É noite, dou as costas para as chamas, o fogo leva à eternidade uma história que não me pertence, e vou-me embora.
Todo seu trabalho era reconhecido, mas naquela época, nos idos de um mil novecentos e vinte, as coisas eram diferentes. Não demorou, e aquilo se tornou um escândalo.
José Francisco, filho da politica do café com leite, mãe mineira e pai paulista, família simples, é um grande e talentoso artista plástico, está prestes a participar da semana de arte moderna. Este homem casado, pai de um menino de dois anos, e de uma menina de seis anos, boêmio por natureza, forçou demais aquele jovem coração de quarenta e dois anos de idade, e enfartou no próprio atelier, no meio dos seus quadros, uma semana antes da exposição.
A própria esposa o encontrou, tarde da noite, o corpo derramado junto com o vinho e o ópio.
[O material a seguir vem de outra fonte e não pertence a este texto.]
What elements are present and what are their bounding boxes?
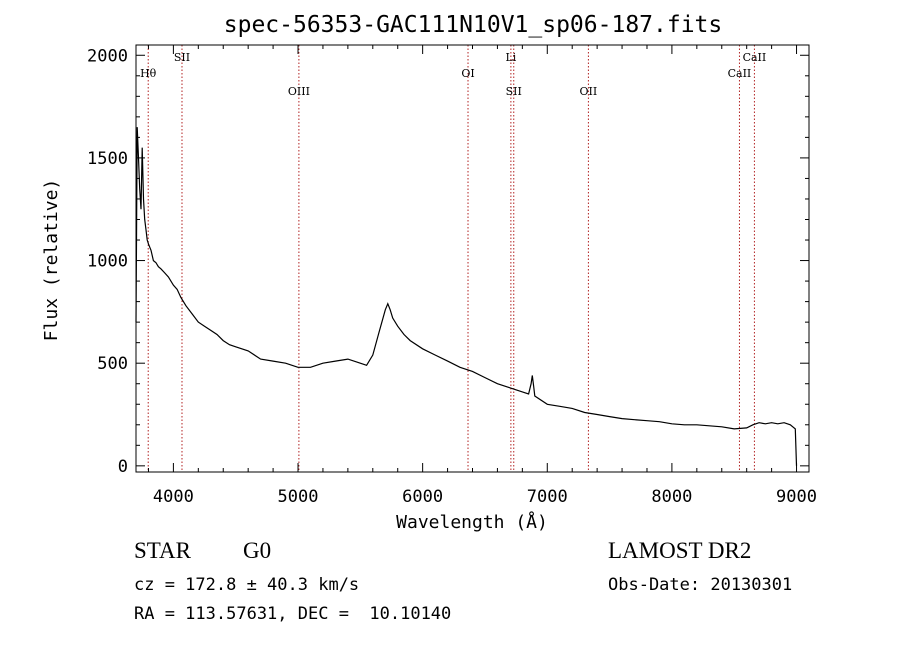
spectral-line-label: Li <box>505 51 516 64</box>
spectral-line-markers: Hθ SII OIII OI Li SII OII CaII CaII <box>140 45 766 472</box>
spectral-line-label: OI <box>461 67 474 80</box>
spectral-line-label: Hθ <box>140 67 157 80</box>
object-subclass: G0 <box>243 538 272 563</box>
spectral-line-label: CaII <box>743 51 767 64</box>
x-tick-label: 9000 <box>776 487 817 507</box>
y-tick-label: 2000 <box>87 46 128 66</box>
spectrum-line <box>135 127 798 466</box>
x-tick-label: 7000 <box>527 487 568 507</box>
spectrum-chart: spec-56353-GAC111N10V1_sp06-187.fits Hθ S… <box>41 12 817 533</box>
axis-ticks: 4000 5000 6000 7000 8000 9000 0 500 1000 1500 2000 <box>87 45 817 507</box>
y-tick-label: 500 <box>97 354 128 374</box>
x-tick-label: 8000 <box>651 487 692 507</box>
redshift-cz: cz = 172.8 ± 40.3 km/s <box>134 575 360 595</box>
y-tick-label: 1500 <box>87 149 128 169</box>
plot-frame <box>135 44 810 473</box>
chart-title: spec-56353-GAC111N10V1_sp06-187.fits <box>224 12 723 38</box>
observation-date: Obs-Date: 20130301 <box>608 575 793 595</box>
x-tick-label: 6000 <box>402 487 443 507</box>
spectral-line-label: SII <box>174 51 190 64</box>
y-tick-label: 0 <box>118 457 128 477</box>
ra-dec: RA = 113.57631, DEC = 10.10140 <box>134 604 452 624</box>
spectral-line-label: OII <box>580 85 598 98</box>
x-axis-label: Wavelength (Å) <box>396 511 548 533</box>
spectral-line-label: SII <box>506 85 522 98</box>
survey-name: LAMOST DR2 <box>608 538 752 563</box>
spectral-line-label: CaII <box>728 67 752 80</box>
spectral-line-label: OIII <box>288 85 310 98</box>
y-tick-label: 1000 <box>87 252 128 272</box>
object-class: STAR <box>134 538 191 563</box>
x-tick-label: 5000 <box>278 487 319 507</box>
spectrum-data <box>135 127 798 466</box>
y-axis-label: Flux (relative) <box>41 179 62 342</box>
x-tick-label: 4000 <box>153 487 194 507</box>
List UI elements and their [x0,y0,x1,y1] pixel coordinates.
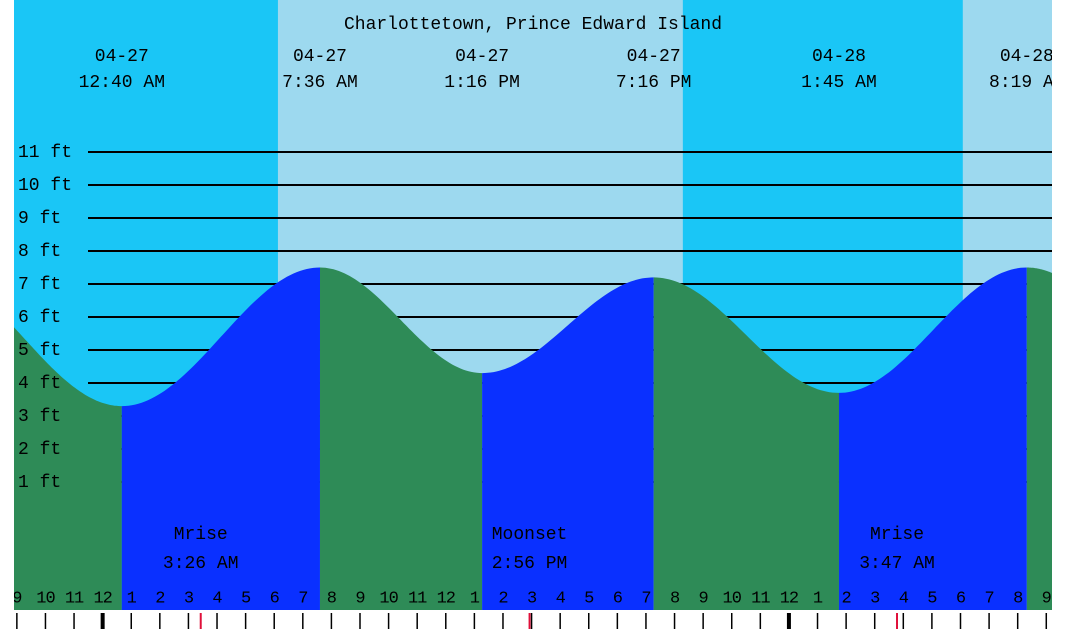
event-date: 04-27 [627,47,681,67]
event-time: 7:16 PM [616,73,692,93]
x-tick-label: 1 [127,589,137,608]
y-tick-label: 10 ft [18,176,72,196]
event-date: 04-28 [1000,47,1054,67]
event-time: 1:16 PM [444,73,520,93]
y-tick-label: 9 ft [18,209,61,229]
x-tick-label: 6 [270,589,280,608]
y-tick-label: 1 ft [18,473,61,493]
plot-area: Charlottetown, Prince Edward Island 1 ft… [12,0,1065,629]
y-tick-label: 11 ft [18,143,72,163]
x-tick-label: 10 [36,589,55,608]
tide-segment [121,267,320,610]
y-tick-label: 4 ft [18,374,61,394]
y-tick-label: 3 ft [18,407,61,427]
y-tick-label: 2 ft [18,440,61,460]
x-tick-label: 11 [751,589,770,608]
tide-segment [653,277,839,610]
x-tick-label: 6 [956,589,966,608]
x-tick-label: 5 [241,589,251,608]
x-tick-label: 4 [212,589,222,608]
x-tick-label: 12 [437,589,455,608]
x-tick-label: 9 [355,589,365,608]
x-tick-label: 7 [984,589,993,608]
x-tick-label: 4 [899,589,909,608]
x-tick-label: 2 [842,589,851,608]
labels: Charlottetown, Prince Edward Island 1 ft… [12,15,1065,629]
x-tick-label: 11 [408,589,427,608]
tide-segment [319,267,483,610]
y-tick-label: 6 ft [18,308,61,328]
chart-title: Charlottetown, Prince Edward Island [344,15,722,35]
x-tick-label: 10 [379,589,398,608]
x-tick-label: 7 [641,589,650,608]
moon-time: 3:47 AM [859,554,935,574]
x-tick-label: 10 [723,589,742,608]
x-tick-label: 8 [1013,589,1023,608]
x-tick-label: 4 [556,589,566,608]
x-tick-label: 9 [699,589,709,608]
x-tick-label: 5 [584,589,594,608]
tide-fill [14,267,1052,610]
x-tick-label: 11 [65,589,84,608]
event-time: 12:40 AM [79,73,165,93]
moon-time: 2:56 PM [492,554,568,574]
x-tick-label: 1 [813,589,823,608]
event-time: 1:45 AM [801,73,877,93]
event-date: 04-28 [812,47,866,67]
x-tick-label: 12 [780,589,798,608]
tide-segment [838,267,1027,610]
y-tick-label: 8 ft [18,242,61,262]
x-tick-label: 9 [1042,589,1052,608]
x-tick-label: 7 [298,589,307,608]
x-tick-label: 8 [327,589,337,608]
x-tick-label: 2 [155,589,164,608]
tide-segment [14,327,122,610]
y-tick-label: 5 ft [18,341,61,361]
x-tick-label: 2 [498,589,507,608]
moon-time: 3:26 AM [163,554,239,574]
x-tick-label: 3 [870,589,880,608]
moon-event: Mrise [174,525,228,545]
x-tick-label: 1 [470,589,480,608]
event-time: 8:19 AM [989,73,1065,93]
x-tick-label: 8 [670,589,680,608]
event-date: 04-27 [455,47,509,67]
tide-segment [1026,267,1052,610]
event-date: 04-27 [293,47,347,67]
x-tick-label: 9 [12,589,22,608]
x-tick-label: 5 [927,589,937,608]
x-tick-label: 3 [527,589,537,608]
x-tick-label: 12 [93,589,111,608]
x-tick-label: 6 [613,589,623,608]
event-date: 04-27 [95,47,149,67]
x-tick-label: 3 [184,589,194,608]
event-time: 7:36 AM [282,73,358,93]
moon-event: Mrise [870,525,924,545]
tide-segment [482,277,654,610]
moon-event: Moonset [492,525,568,545]
y-tick-label: 7 ft [18,275,61,295]
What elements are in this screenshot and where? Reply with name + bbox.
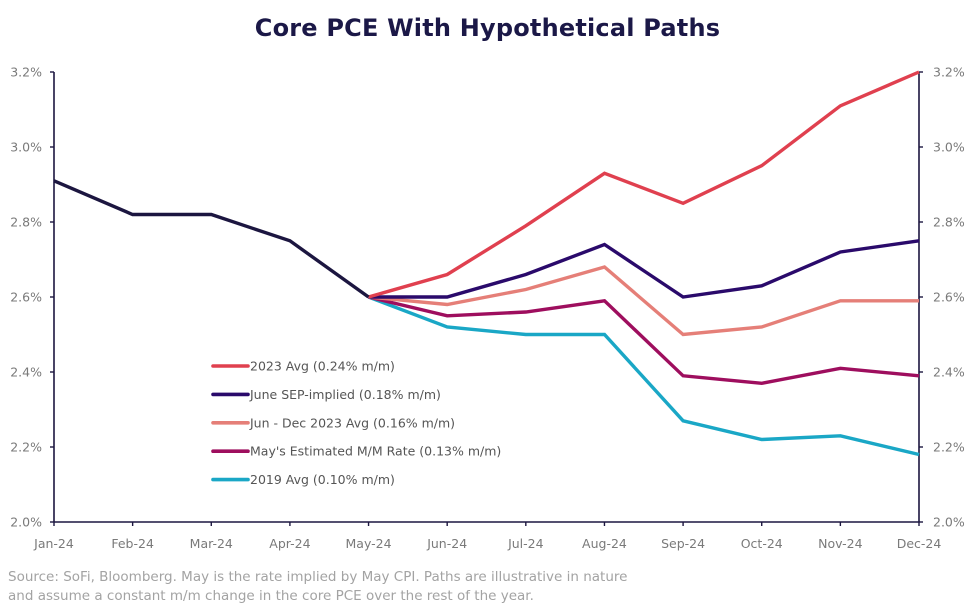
legend-label-1: June SEP-implied (0.18% m/m): [249, 387, 441, 402]
x-tick-label: Apr-24: [269, 536, 310, 551]
y-tick-label-right: 2.2%: [933, 440, 965, 455]
y-tick-label-right: 3.0%: [933, 140, 965, 155]
legend: 2023 Avg (0.24% m/m) June SEP-implied (0.…: [211, 359, 501, 487]
y-tick-label-right: 2.0%: [933, 515, 965, 530]
axes: 2.0% 2.0% 2.2% 2.2% 2.4% 2.4% 2.6% 2.6% 2.8% 2.8%…: [10, 65, 965, 552]
y-tick-label-left: 2.4%: [10, 365, 42, 380]
series-line-4: [367, 295, 920, 457]
legend-label-0: 2023 Avg (0.24% m/m): [250, 359, 395, 374]
y-tick-label-left: 3.2%: [10, 65, 42, 80]
x-tick-label: Mar-24: [190, 536, 233, 551]
x-tick-label: May-24: [346, 536, 392, 551]
x-tick-label: Jul-24: [507, 536, 544, 551]
x-tick-label: Jun-24: [426, 536, 467, 551]
series-line-0: [368, 70, 920, 299]
x-tick-label: Feb-24: [111, 536, 154, 551]
legend-label-2: Jun - Dec 2023 Avg (0.16% m/m): [249, 415, 455, 430]
y-tick-label-left: 3.0%: [10, 140, 42, 155]
y-tick-label-right: 2.4%: [933, 365, 965, 380]
y-tick-label-left: 2.8%: [10, 215, 42, 230]
series-lines: [53, 70, 920, 457]
series-line-3: [368, 295, 920, 386]
y-tick-label-right: 2.6%: [933, 290, 965, 305]
x-tick-label: Oct-24: [741, 536, 783, 551]
x-tick-label: Dec-24: [897, 536, 942, 551]
series-line-2: [368, 265, 919, 337]
y-tick-label-right: 3.2%: [933, 65, 965, 80]
x-tick-label: Aug-24: [582, 536, 627, 551]
legend-label-3: May's Estimated M/M Rate (0.13% m/m): [250, 444, 501, 459]
y-tick-label-left: 2.6%: [10, 290, 42, 305]
y-tick-label-left: 2.0%: [10, 515, 42, 530]
x-tick-label: Jan-24: [33, 536, 74, 551]
x-tick-label: Sep-24: [661, 536, 705, 551]
series-line-1: [368, 239, 920, 299]
y-tick-label-right: 2.8%: [933, 215, 965, 230]
y-tick-label-left: 2.2%: [10, 440, 42, 455]
chart-title: Core PCE With Hypothetical Paths: [254, 14, 721, 42]
x-tick-label: Nov-24: [818, 536, 863, 551]
source-line-2: and assume a constant m/m change in the …: [8, 588, 534, 604]
series-line-historical: [53, 179, 370, 299]
legend-label-4: 2019 Avg (0.10% m/m): [250, 472, 395, 487]
source-note: Source: SoFi, Bloomberg. May is the rate…: [8, 568, 908, 606]
source-line-1: Source: SoFi, Bloomberg. May is the rate…: [8, 569, 628, 585]
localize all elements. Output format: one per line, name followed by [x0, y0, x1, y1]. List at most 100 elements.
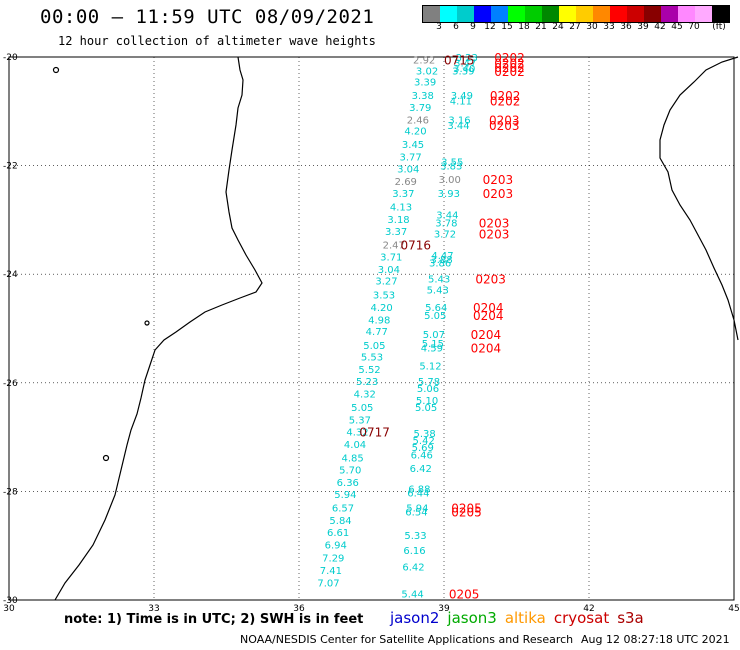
wave-height-value: 3.37: [392, 189, 414, 200]
wave-height-value: 3.39: [452, 67, 474, 78]
wave-height-value: 4.13: [390, 202, 412, 213]
map-title: 00:00 – 11:59 UTC 08/09/2021: [40, 6, 375, 28]
latitude-tick-label: -24: [3, 270, 18, 280]
wave-height-value: 3.88: [430, 255, 452, 266]
pass-time-label: 0203: [479, 217, 510, 231]
wave-height-value: 5.05: [351, 403, 373, 414]
legend-swatch: [474, 6, 491, 22]
wave-height-value: 3.93: [438, 189, 460, 200]
longitude-tick-label: 45: [728, 604, 739, 614]
pass-time-label: 0715: [444, 54, 475, 68]
pass-time-label: 0203: [483, 187, 514, 201]
units-note: note: 1) Time is in UTC; 2) SWH is in fe…: [64, 612, 364, 627]
legend-label: 36: [620, 22, 632, 32]
wave-height-value: 3.83: [440, 162, 462, 173]
wave-height-value: 6.42: [402, 562, 424, 573]
wave-height-value: 5.69: [412, 443, 434, 454]
pass-time-label: 0203: [483, 173, 514, 187]
generated-timestamp: Aug 12 08:27:18 UTC 2021: [581, 633, 730, 646]
pass-time-label: 0204: [473, 301, 504, 315]
wave-height-value: 2.69: [395, 177, 417, 188]
legend-swatch: [559, 6, 576, 22]
wave-height-value: 3.71: [380, 252, 402, 263]
wave-height-value: 4.20: [371, 303, 393, 314]
satellite-legend: jason2 jason3 altika cryosat s3a: [390, 609, 652, 627]
wave-height-value: 3.77: [400, 152, 422, 163]
wave-height-value: 3.47: [454, 58, 476, 69]
pass-time-label: 0203: [475, 273, 506, 287]
longitude-tick-labels: 30 33 36 39 42 45: [3, 604, 739, 614]
legend-label: 18: [518, 22, 530, 32]
legend-swatch: [627, 6, 644, 22]
legend-swatch: [491, 6, 508, 22]
latitude-tick-label: -30: [3, 596, 18, 606]
pass-time-label: 0203: [479, 227, 510, 241]
satellite-label: jason2: [390, 609, 440, 627]
wave-height-value: 6.46: [411, 450, 433, 461]
wave-height-value: 3.00: [439, 175, 461, 186]
legend-label: 3: [436, 22, 442, 32]
legend-swatch: [610, 6, 627, 22]
legend-label: 9: [470, 22, 476, 32]
wave-height-value: 3.79: [409, 103, 431, 114]
wave-height-value: 3.04: [378, 265, 400, 276]
wave-height-value: 6.94: [325, 541, 347, 552]
wave-height-value: 6.42: [410, 464, 432, 475]
legend-label: 39: [637, 22, 649, 32]
wave-height-value: 4.47: [431, 251, 453, 262]
wave-height-value: 7.07: [317, 579, 339, 590]
pass-time-label: 0205: [451, 502, 482, 516]
pass-time-label: 0202: [494, 65, 525, 79]
wave-height-value: 3.78: [435, 219, 457, 230]
wave-height-value: 3.55: [441, 157, 463, 168]
wave-height-value: 4.32: [346, 428, 368, 439]
wave-height-value: 6.61: [327, 528, 349, 539]
wave-height-value: 6.57: [332, 504, 354, 515]
pass-time-label: 0205: [449, 587, 480, 601]
wave-height-value: 3.18: [387, 215, 409, 226]
pass-time-label: 0202: [490, 94, 521, 108]
wave-height-value: 7.41: [320, 566, 342, 577]
wave-height-value: 5.10: [416, 396, 438, 407]
longitude-tick-label: 30: [3, 604, 15, 614]
legend-swatch: [525, 6, 542, 22]
wave-height-value: 5.12: [419, 361, 441, 372]
wave-height-value: 4.59: [421, 344, 443, 355]
pass-time-labels: 0715071607170202020202020202020202020203…: [359, 51, 524, 601]
map-frame: [8, 56, 735, 601]
wave-height-value: 6.16: [403, 546, 425, 557]
wave-height-value: 6.44: [407, 488, 429, 499]
wave-height-value: 5.42: [413, 436, 435, 447]
legend-swatch: [593, 6, 610, 22]
wave-height-value: 3.44: [447, 121, 469, 132]
wave-height-value: 3.86: [429, 258, 451, 269]
wave-height-value: 3.37: [385, 227, 407, 238]
legend-label: (ft): [712, 22, 726, 32]
longitude-tick-label: 39: [438, 604, 450, 614]
pass-time-label: 0717: [359, 426, 390, 440]
wave-height-value: 2.47: [383, 240, 405, 251]
wave-height-value: 5.23: [356, 377, 378, 388]
legend-swatch: [712, 6, 729, 22]
wave-height-value: 5.43: [428, 275, 450, 286]
pass-time-label: 0203: [489, 119, 520, 133]
wave-height-value: 3.40: [453, 64, 475, 75]
wave-height-value: 2.46: [407, 115, 429, 126]
credit-line: NOAA/NESDIS Center for Satellite Applica…: [240, 633, 574, 646]
latitude-tick-label: -20: [3, 53, 18, 63]
wave-height-value: 5.52: [358, 365, 380, 376]
latitude-tick-label: -26: [3, 379, 18, 389]
wave-height-value: 3.44: [436, 210, 458, 221]
latitude-tick-label: -22: [3, 162, 18, 172]
wave-height-value: 3.49: [451, 91, 473, 102]
legend-label: 30: [586, 22, 598, 32]
legend-label: 12: [484, 22, 496, 32]
longitude-tick-label: 33: [148, 604, 159, 614]
wave-height-value: 5.78: [418, 377, 440, 388]
wave-height-value: 3.53: [373, 290, 395, 301]
wave-height-value: 3.02: [416, 67, 438, 78]
longitude-tick-label: 42: [583, 604, 594, 614]
legend-swatch: [440, 6, 457, 22]
wave-height-value: 5.44: [401, 589, 423, 600]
Ela velou o marido pela madrugada, contemplou seu trabalho, os onze anos de inspiração estavam ali, em dezenas de oil on canvas, prestes a serem apreciados e ganharem o mundo.
Ela encontra a porta de um reduto, bloqueada por telas e cavaletes, ela os remove, tenta abrir a porta, mas está trancada. Ela procura e encontra facilmente as chaves, espia o cadáver por um instante, abre a porta, acende as luzes, e encontra uma coleção que ela mesma, em treze anos de casamento, não conhecia. Era um quarto confortável, com uma vitrola a corda Columbia, tinha as paredes cobertas com treze telas, que retratavam lindas mulheres, e três belos rapazes negros. Algumas das mulheres retratadas eram bem familiares, outras tantas que ela não dava fé, também não reconhecia aqueles rapazes.
Ela deixou o reduto, caminhou até a saída do atelier, passou pelo cadáver, parou ao pé da porta, voltou até ele, e lhe cuspiu direto na cara.
O corpo foi removido logo nas primeiras horas da manhã, e, antes que os amigos e organizadores da exposição pudessem retirar as telas, ela voltou ao atelier, e ateou fogo em absolutamente tudo.
Eu não sabia direito quem ele era, e não sabia do talento de meu pai, pois na época eu era apenas um bebe, e minha irmã era criança. Antes de morrer, minha mãe deixou uma carta junto com a chave de um cofre, onde estava guardado o único quadro que restou dos trabalhos de José Francisco, era um retrato de minha mãe, perpetuando toda a beleza de sua juventude. Também havia alguns recortes de uns poucos periódicos daquela época. Estava nascendo um tipo de imprensa feminina, preocupada com a emancipação das mulheres, que vinham se organizando e reivindicando maior participação da sociedade, e a história ficou conhecida como A SALA DAS PAIXÕES, e os segredos de um homem eram escancarados, e achincalhados nesses periódicos. A semana de arte seguiu com grande sucesso, e registrou muitos nomes talentosos para a história, menos o nome de José Francisco.
Na carta, minha mãe pedia perdão porque, depois que meu pai morreu, ela havia assassinado o artista, e os anos fizeram pesar a dúvida em sua consciência, pois ela nunca soube se meu pai havia realmente dormido com aquelas mulheres e com aqueles rapazes, mas que nos últimos anos de sua vida ela tinha uma certeza intima de que, aquelas mulheres e aqueles homens, eram apenas suas paixões platônicas. Assim, ela só tinha um desejo: que eu e minha irmã queimássemos também o último quadro, porque ela preferia morrer com o artista a ser eternizada.
Em memoria de Maria Clara, José Francisco e Maria do Carmo, minha irmã e meus pais.